A riflescope feature that has really evolved is the reticle. Many of today's reticle styles offer additional aiming points to compensate for trajectory and wind. To use these reticles properly, you must know what the spaces between these aiming points subtend to. For MOA- or mil-based reticles, this will be in MOA or mil increments. For some ballistic-style reticles, these subtensions are proprietary to the reticle design.
Most riflescope manufactures detail their reticles online, giving all the necessary information. But some, like Vortex and Meopta, provide detailed reticle instructions in the box with the riflescope. However, I've also seen riflescopes where the reticle information must be classified because you simply cannot find the data anywhere. If you must, you can work this out on a target with grids at 100 yards, but data from the manufacturer is most appreciated. Look for information on the reticle before you spend your money.
Because of long-range shooting’s popularity, large and heavy riflescopes are trendy right now. For that shooting discipline, weight isn’t critical. However, for hunters it can be.
The new Zeiss LRP S5 3-18x50 is a spectacular long-range riflescope, but it weighs two pounds. Add it to Nosler's excellent Model 21 rifle, and you're now carrying around nine pounds. For those who hunt out of shoot houses, that’s not a big deal. If you’re climbing mountains or walking prairies, it matters.
By comparison, Leupold's VX-3HD 4.5-14x40 riflescope weighs less than a pound. And, with its Custom Dial System (CDS) that can be tuned to your ammunition, out to 400 yards or so, it's just as effective as the larger and heavier Zeiss. The point is, don’t over-scope your rifle; a heavier riflescope doesn’t make you shoot any better. Find the features you need for the hunting you like to do, and don’t overlook riflescope weight in the process.
Parallax is a very important but often misunderstood aspect of riflescopes.
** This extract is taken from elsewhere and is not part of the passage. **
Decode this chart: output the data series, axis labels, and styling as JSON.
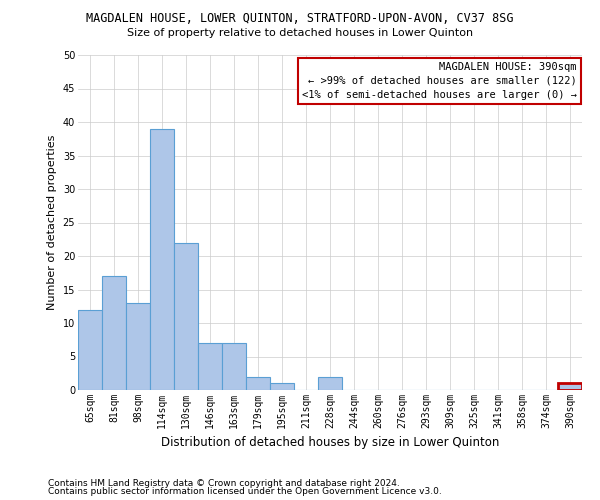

You can check for excessive parallax by resting your rifle, so it is fully supported, and then looking through the riflescope and moving your head from side to side. If the reticle moves in relation to the target, parallax is present at that distance.
Some riflescopes—especially long-range riflescopes—have adjustable parallax, and it's a must for a big-game riflescope intended for use at extreme ranges. Riflescopes without an adjustable parallax have their parallax set at a specific range. In most cases it's between 100 and 150 yards. This means that out to around 400 yards or so there won't be enough parallax to drastically impact your shot on a big-game animal.
Parallax is very important for rimfire riflescopes, especially for small-game hunting. A riflescope with the parallax set at 150 yards might show as much as 1 1/2 inches of parallax at 50 yards. A shot that's 1 1/2 inches off on a big-game animal usually isn’t a big deal. However, if you're trying to head-shoot a squirrel, your own head will need to be perfectly positioned along the center line of the riflescope to eliminate the parallax.
Thus, most rimfire scopes have the parallax set at 50 or 60 yards. However, if that's the case, you can expect excessive parallax at 100 yards and beyond. As with a long-range big-game rifle, a riflescope used on a rimfire rifle for small-game hunting can benefit from an adjustable objective.